Just like * replicates strings by a nonnegative integer, * will replicate lists by nonnegative integers.

^ now joins lists

This is the .join function for lists, converting each element to a string and concatenating them together with the second argument interspersed.

<, >, and ?

The <, >, and ? functions now all accept lists, and behave like most other languages: Comparing element-wise. For < and >, if all elements are equal, the smaller list is lesser than the larger.

GET now accepts lists

GET for lists functions almost identically to that of strings: you return a sublist of the specific range.

Example:

; = list + (,"foo") (,"bar") (,"baz")

GET list 0 1 # => ["foo"]
GET list 1 2 # => ["bar", "baz"]
GET list 1 0 # => []

SET now accepts lists

SET for lists acts identically to strings: the second and third arguments are converted to integers (and are the start and length), and the fourth argument is coerced to a list. Notably, if the length is 0, this functions as an "insert" command.
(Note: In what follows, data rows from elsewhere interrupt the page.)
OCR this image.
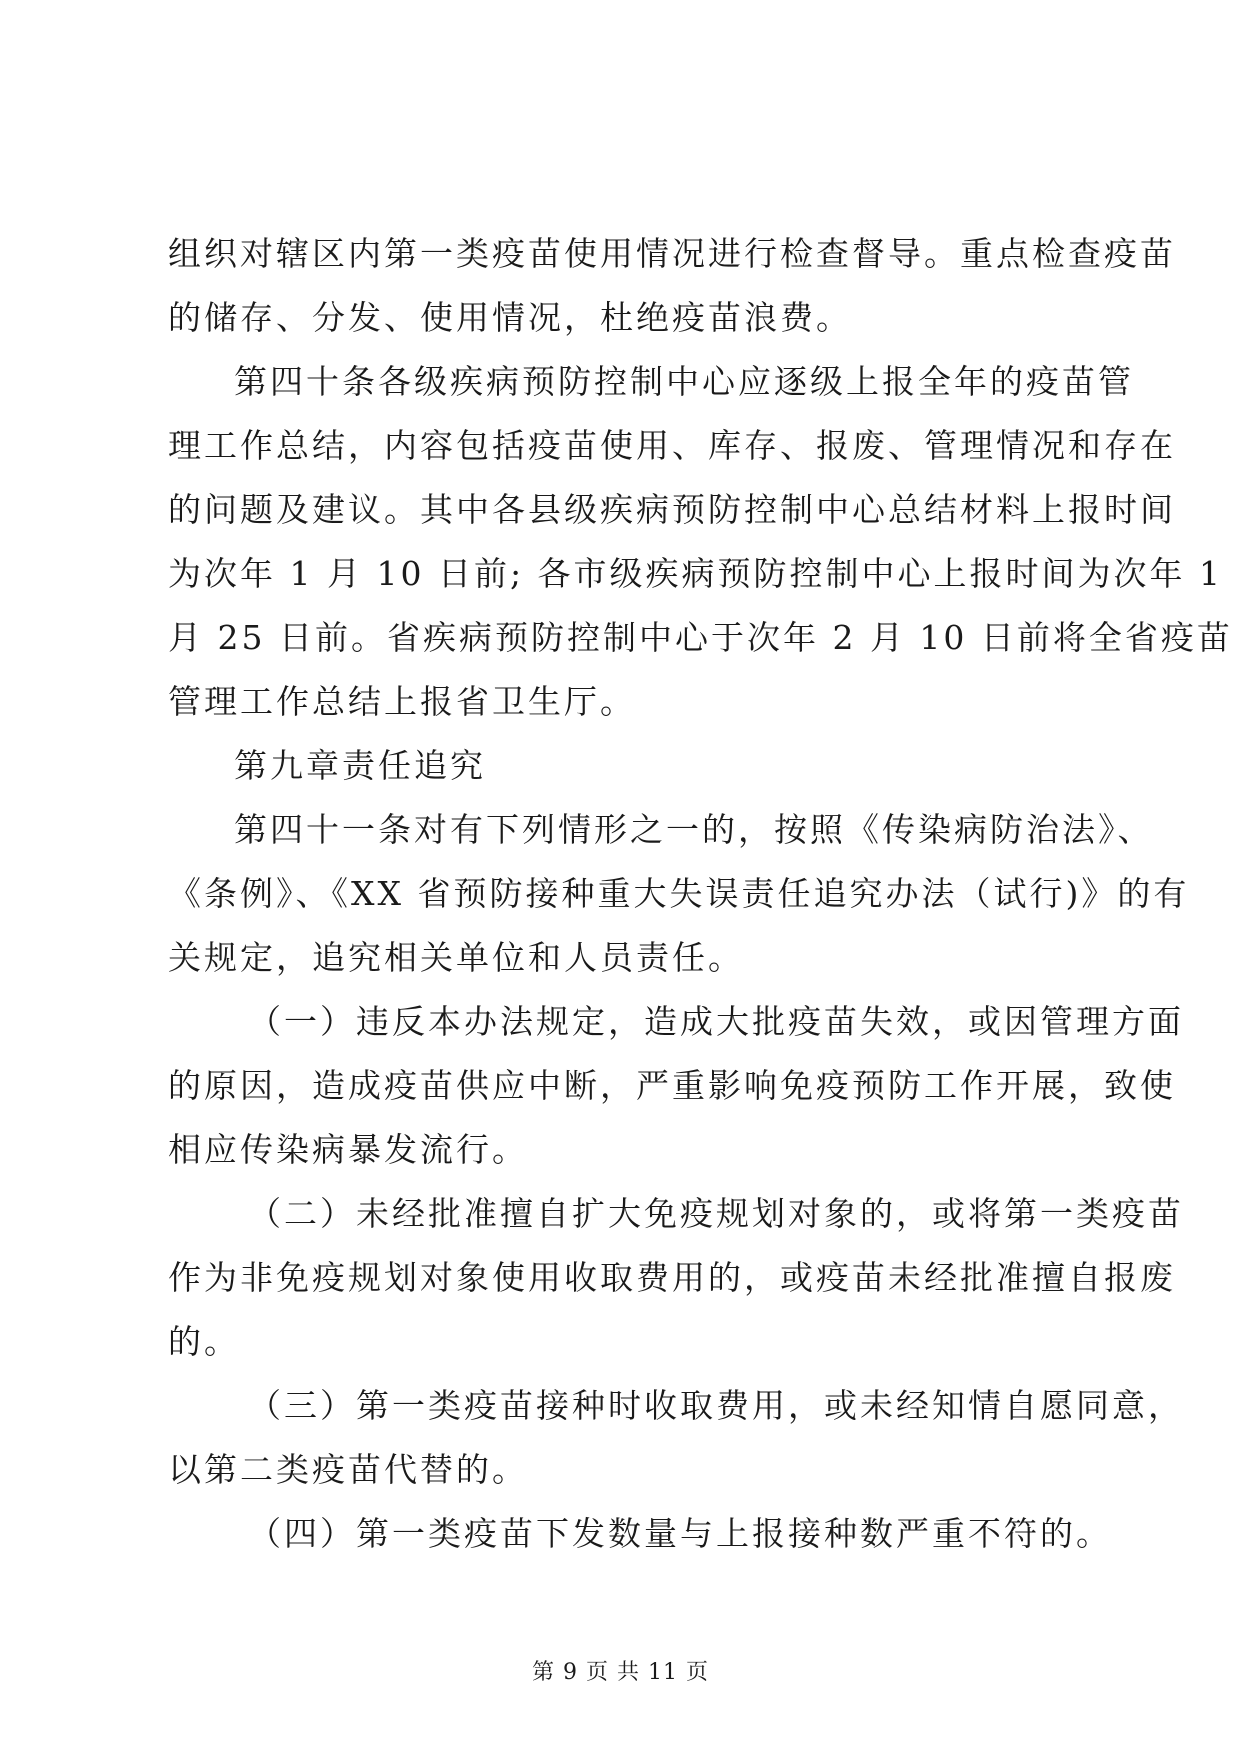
组织对辖区内第一类疫苗使用情况进行检查督导。重点检查疫苗
的储存、分发、使用情况，杜绝疫苗浪费。
第四十条各级疾病预防控制中心应逐级上报全年的疫苗管
理工作总结，内容包括疫苗使用、库存、报废、管理情况和存在
的问题及建议。其中各县级疾病预防控制中心总结材料上报时间
为次年 1 月 10 日前; 各市级疾病预防控制中心上报时间为次年 1
月 25 日前。省疾病预防控制中心于次年 2 月 10 日前将全省疫苗
管理工作总结上报省卫生厅。
第九章责任追究
第四十一条对有下列情形之一的，按照《传染病防治法》、
《条例》、《XX 省预防接种重大失误责任追究办法（试行)》的有
关规定，追究相关单位和人员责任。
（一）违反本办法规定，造成大批疫苗失效，或因管理方面
的原因，造成疫苗供应中断，严重影响免疫预防工作开展，致使
相应传染病暴发流行。
（二）未经批准擅自扩大免疫规划对象的，或将第一类疫苗
作为非免疫规划对象使用收取费用的，或疫苗未经批准擅自报废
的。
（三）第一类疫苗接种时收取费用，或未经知情自愿同意，
以第二类疫苗代替的。
（四）第一类疫苗下发数量与上报接种数严重不符的。
第 9 页 共 11 页
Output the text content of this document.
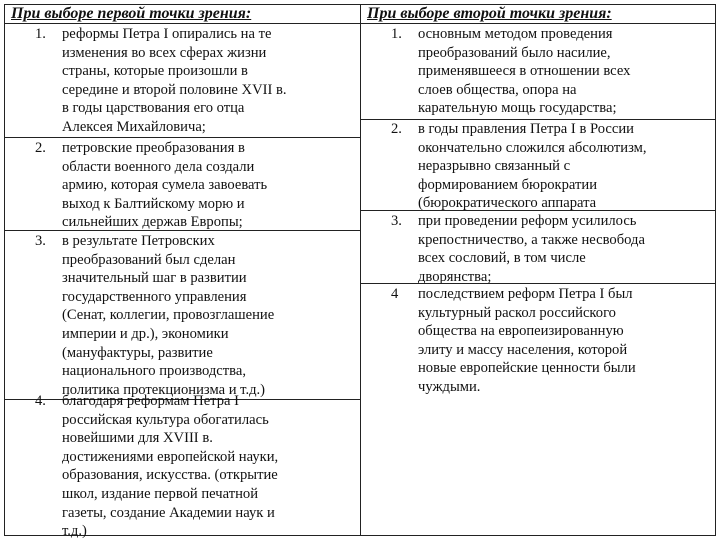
При выборе первой точки зрения:
1. реформы Петра I опирались на те
изменения во всех сферах жизни
страны, которые произошли в
середине и второй половине XVII в.
в годы царствования его отца
Алексея Михайловича;
2. петровские преобразования в
области военного дела создали
армию, которая сумела завоевать
выход к Балтийскому морю и
сильнейших держав Европы;
3. в результате Петровских
преобразований был сделан
значительный шаг в развитии
государственного управления
(Сенат, коллегии, провозглашение
империи и др.), экономики
(мануфактуры, развитие
национального производства,
политика протекционизма и т.д.)
4. благодаря реформам Петра I
российская культура обогатилась
новейшими для XVIII в.
достижениями европейской науки,
образования, искусства. (открытие
школ, издание первой печатной
газеты, создание Академии наук и
т.д.)
При выборе второй точки зрения:
1. основным методом проведения
преобразований было насилие,
применявшееся в отношении всех
слоев общества, опора на
карательную мощь государства;
2. в годы правления Петра I в России
окончательно сложился абсолютизм,
неразрывно связанный с
формированием бюрократии
(бюрократического аппарата
3. при проведении реформ усилилось
крепостничество, а также несвобода
всех сословий, в том числе
дворянства;
4 последствием реформ Петра I был
культурный раскол российского
общества на европеизированную
элиту и массу населения, которой
новые европейские ценности были
чуждыми.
% only requires supporting nonnegative arguments

There's always a debate over whether % should be modulo or remainder: Some languages return -1 for -5 % 2, where others return 1. Some (like C) even leave it implementation-defined! As such, it's quite difficult to get consistency between languages.

Since modulo/remainder with negative numbers is not a common operation, and introduces so much more headache than it's worth, it's now considered undefined behaviour: Implementations are free to either do modulo or remainder.

^ only requires supporting nonnegative exponents.

Supporting negative exponents significantly complicates some implementations (for example, where integer exponentiation is only by unsigned integers), and isn't even useful. As such, it's now undefined behaviour, and implementations can dow hat they want.

While you technically could support negative exponents, there wouldn't be much point:

  • 0 ^ -x would be division by zero
  • 1 ^ -x would always be one
  • -1 ^ -x would be identical to -1 ^ x
  • all other numbers would return 0.

Additionally, by precluding negative exponents, this leaves implementations free to return a float when negative exponents are used.